I had high hopes for 2020 and just as we were settling into the new year panic began to build all around us as we were first faced with the COVID-19 pandemic. It was unsettling finding out the entire world was facing an outbreak of the newest superbug. The world was shutting down, businesses closing, people losing their jobs, education institutes closing, hospitals overwhelmed, and sadly thousands upon thousands of people dying all over the world. I don't know how the term "social distancing" affected you, but for me, it shook me to the core. Don't get me wrong, I understand why it was deemed necessary, but I did not think isolation and loss of physical connection with other humans was a good idea. There is nothing that negatively emotionally charges humanity like telling us we cannot do something.
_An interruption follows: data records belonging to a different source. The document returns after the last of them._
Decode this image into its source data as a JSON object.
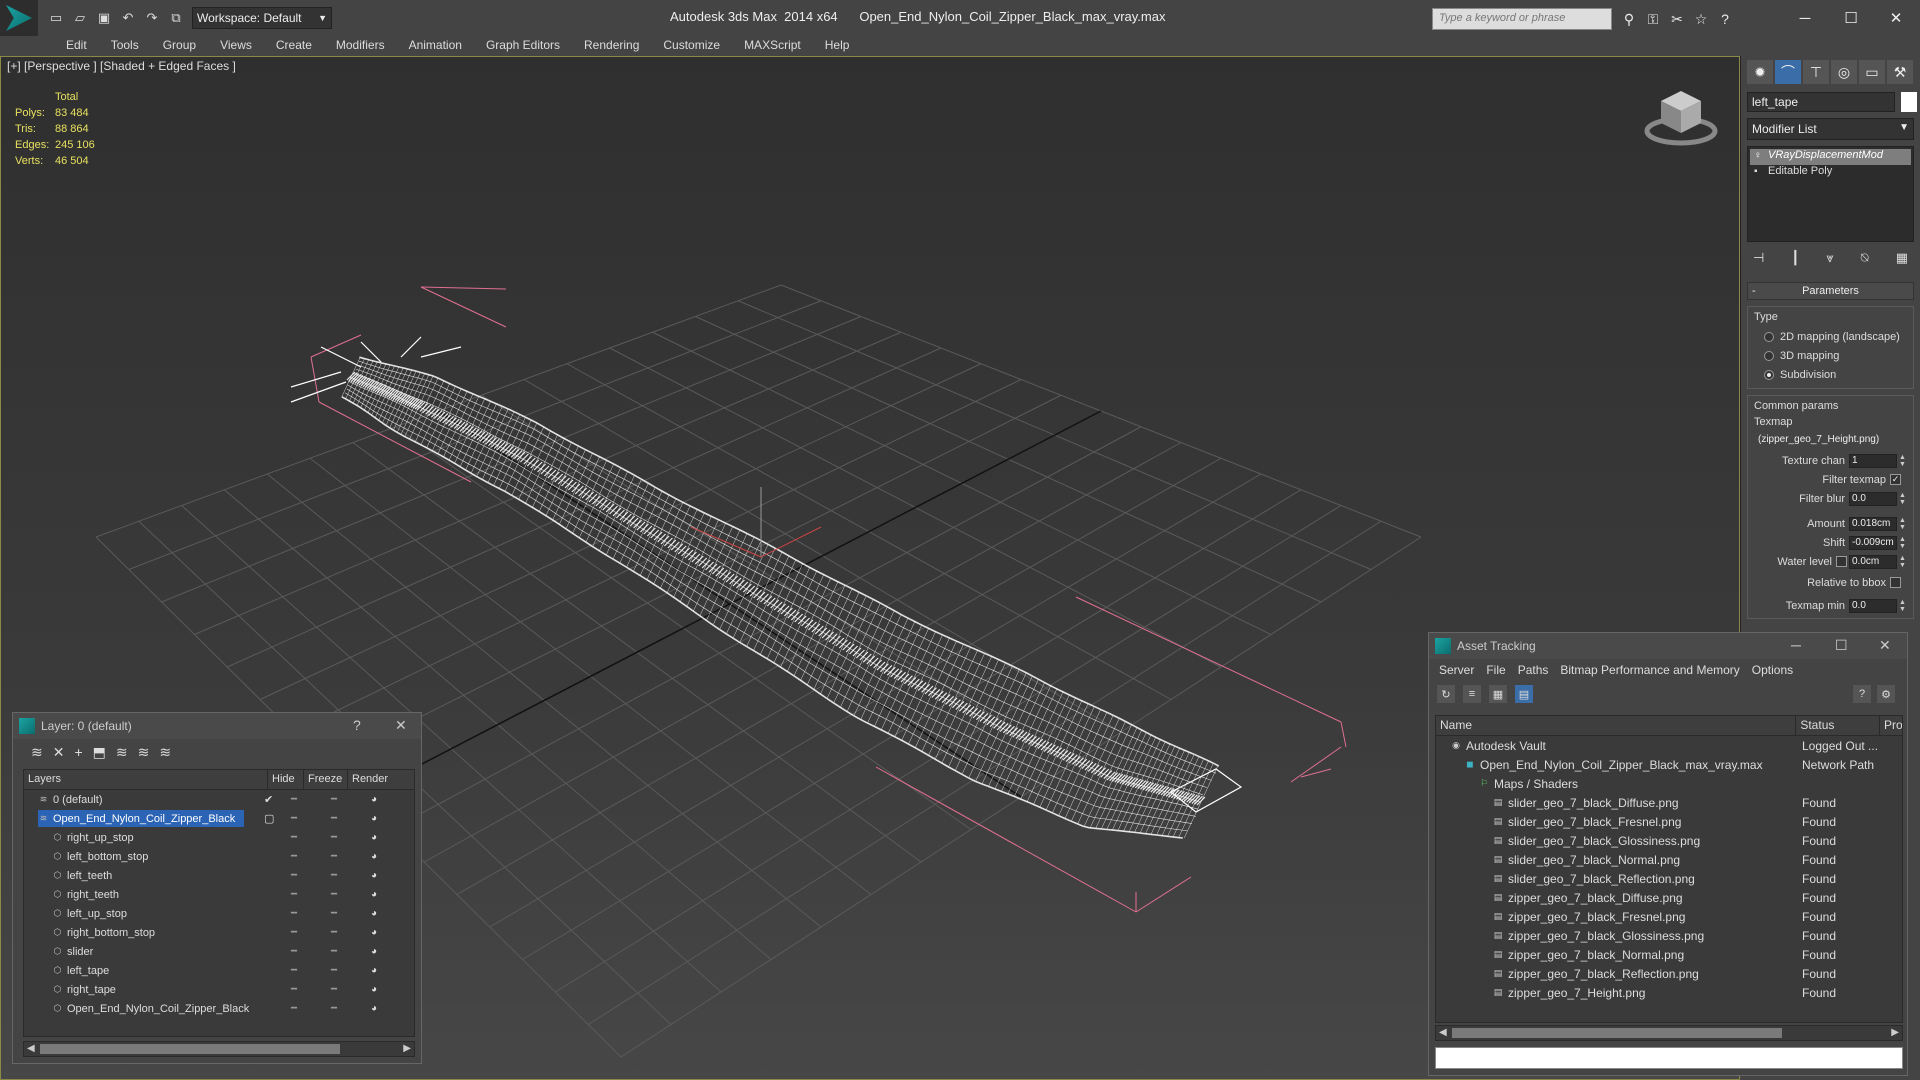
{
  "titlebar": {
    "workspace": "Workspace: Default",
    "title": "Autodesk 3ds Max  2014 x64      Open_End_Nylon_Coil_Zipper_Black_max_vray.max",
    "search_placeholder": "Type a keyword or phrase"
  },
  "menu": [
    "Edit",
    "Tools",
    "Group",
    "Views",
    "Create",
    "Modifiers",
    "Animation",
    "Graph Editors",
    "Rendering",
    "Customize",
    "MAXScript",
    "Help"
  ],
  "viewport": {
    "label": "[+] [Perspective ] [Shaded + Edged Faces ]",
    "stats": {
      "header": "Total",
      "rows": [
        {
          "label": "Polys:",
          "value": "83 484"
        },
        {
          "label": "Tris:",
          "value": "88 864"
        },
        {
          "label": "Edges:",
          "value": "245 106"
        },
        {
          "label": "Verts:",
          "value": "46 504"
        }
      ]
    },
    "wire_color": "#ffffff",
    "grid_color": "#5a5a5a",
    "bbox_color": "#e07090"
  },
  "command_panel": {
    "object_name": "left_tape",
    "modifier_list": "Modifier List",
    "stack": [
      "VRayDisplacementMod",
      "Editable Poly"
    ],
    "rollout": "Parameters",
    "type_group": "Type",
    "type_options": [
      {
        "label": "2D mapping (landscape)",
        "on": false
      },
      {
        "label": "3D mapping",
        "on": false
      },
      {
        "label": "Subdivision",
        "on": true
      }
    ],
    "common_group": "Common params",
    "texmap_label": "Texmap",
    "texmap_value": "(zipper_geo_7_Height.png)",
    "texture_chan_label": "Texture chan",
    "texture_chan": "1",
    "filter_texmap_label": "Filter texmap",
    "filter_blur_label": "Filter blur",
    "filter_blur": "0.0",
    "amount_label": "Amount",
    "amount": "0.018cm",
    "shift_label": "Shift",
    "shift": "-0.009cm",
    "water_level_label": "Water level",
    "water_level": "0.0cm",
    "relative_bbox_label": "Relative to bbox",
    "texmap_min_label": "Texmap min",
    "texmap_min": "0.0"
  },
  "layer_dialog": {
    "title": "Layer: 0 (default)",
    "help": "?",
    "columns": [
      "Layers",
      "Hide",
      "Freeze",
      "Render"
    ],
    "rows": [
      {
        "name": "0 (default)",
        "indent": 1,
        "selected": false,
        "check": true
      },
      {
        "name": "Open_End_Nylon_Coil_Zipper_Black",
        "indent": 1,
        "selected": true,
        "check": false
      },
      {
        "name": "right_up_stop",
        "indent": 2,
        "selected": false,
        "check": false
      },
      {
        "name": "left_bottom_stop",
        "indent": 2,
        "selected": false,
        "check": false
      },
      {
        "name": "left_teeth",
        "indent": 2,
        "selected": false,
        "check": false
      },
      {
        "name": "right_teeth",
        "indent": 2,
        "selected": false,
        "check": false
      },
      {
        "name": "left_up_stop",
        "indent": 2,
        "selected": false,
        "check": false
      },
      {
        "name": "right_bottom_stop",
        "indent": 2,
        "selected": false,
        "check": false
      },
      {
        "name": "slider",
        "indent": 2,
        "selected": false,
        "check": false
      },
      {
        "name": "left_tape",
        "indent": 2,
        "selected": false,
        "check": false
      },
      {
        "name": "right_tape",
        "indent": 2,
        "selected": false,
        "check": false
      },
      {
        "name": "Open_End_Nylon_Coil_Zipper_Black",
        "indent": 2,
        "selected": false,
        "check": false
      }
    ]
  },
  "asset_dialog": {
    "title": "Asset Tracking",
    "menu": [
      "Server",
      "File",
      "Paths",
      "Bitmap Performance and Memory",
      "Options"
    ],
    "columns": [
      "Name",
      "Status",
      "Pro"
    ],
    "rows": [
      {
        "name": "Autodesk Vault",
        "status": "Logged Out ...",
        "indent": 1,
        "icon": "vault"
      },
      {
        "name": "Open_End_Nylon_Coil_Zipper_Black_max_vray.max",
        "status": "Network Path",
        "indent": 2,
        "icon": "max"
      },
      {
        "name": "Maps / Shaders",
        "status": "",
        "indent": 3,
        "icon": "maps"
      },
      {
        "name": "slider_geo_7_black_Diffuse.png",
        "status": "Found",
        "indent": 4,
        "icon": "file"
      },
      {
        "name": "slider_geo_7_black_Fresnel.png",
        "status": "Found",
        "indent": 4,
        "icon": "file"
      },
      {
        "name": "slider_geo_7_black_Glossiness.png",
        "status": "Found",
        "indent": 4,
        "icon": "file"
      },
      {
        "name": "slider_geo_7_black_Normal.png",
        "status": "Found",
        "indent": 4,
        "icon": "file"
      },
      {
        "name": "slider_geo_7_black_Reflection.png",
        "status": "Found",
        "indent": 4,
        "icon": "file"
      },
      {
        "name": "zipper_geo_7_black_Diffuse.png",
        "status": "Found",
        "indent": 4,
        "icon": "file"
      },
      {
        "name": "zipper_geo_7_black_Fresnel.png",
        "status": "Found",
        "indent": 4,
        "icon": "file"
      },
      {
        "name": "zipper_geo_7_black_Glossiness.png",
        "status": "Found",
        "indent": 4,
        "icon": "file"
      },
      {
        "name": "zipper_geo_7_black_Normal.png",
        "status": "Found",
        "indent": 4,
        "icon": "file"
      },
      {
        "name": "zipper_geo_7_black_Reflection.png",
        "status": "Found",
        "indent": 4,
        "icon": "file"
      },
      {
        "name": "zipper_geo_7_Height.png",
        "status": "Found",
        "indent": 4,
        "icon": "file"
      }
    ]
  }
}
Reports of increased suicide and domestic violence worldwide rose while the coronavirus has claimed over 400,000 lives. One might wonder what else can go wrong?

Just as we are coming out of the coronavirus pandemic and start to get back to "normal" we are faced with even more senseless death by the hands of those who took an oath to serve and protect. Although there have been some changes made in law enforcement over the past decade, still much is needed. Although we don't want to hear and see a police officer taking the life of a citizen, black or white, the reality is that since 2014 hate crimes continue to increase annually in the United States. We cannot blame that on law enforcement especially when the ratio is 1/over 300,000 people in the U.S. We want to see changes in how people of color are treated by law enforcement, but the real and lasting change has to happen in all humanity. We as a people have to forget all that we have been taught and experienced over the last century and stop seeing one another as anything other than human. Stop judging others based on the actions of the few. Love and acceptance will never win as long as we constantly make life about our differences. Red, yellow, black, or white, we are all just human. Each and every one of us has to stop perpetuating hate by our actions allowing the actions of our brothers and sisters who need reminding that the color of our skin does not change the fact that we are ALL human. I am afraid that the only way this racial division will end is if the next pandemic causes blindness in anyone that harvests hate in their heart and/or mind or if the world was ending.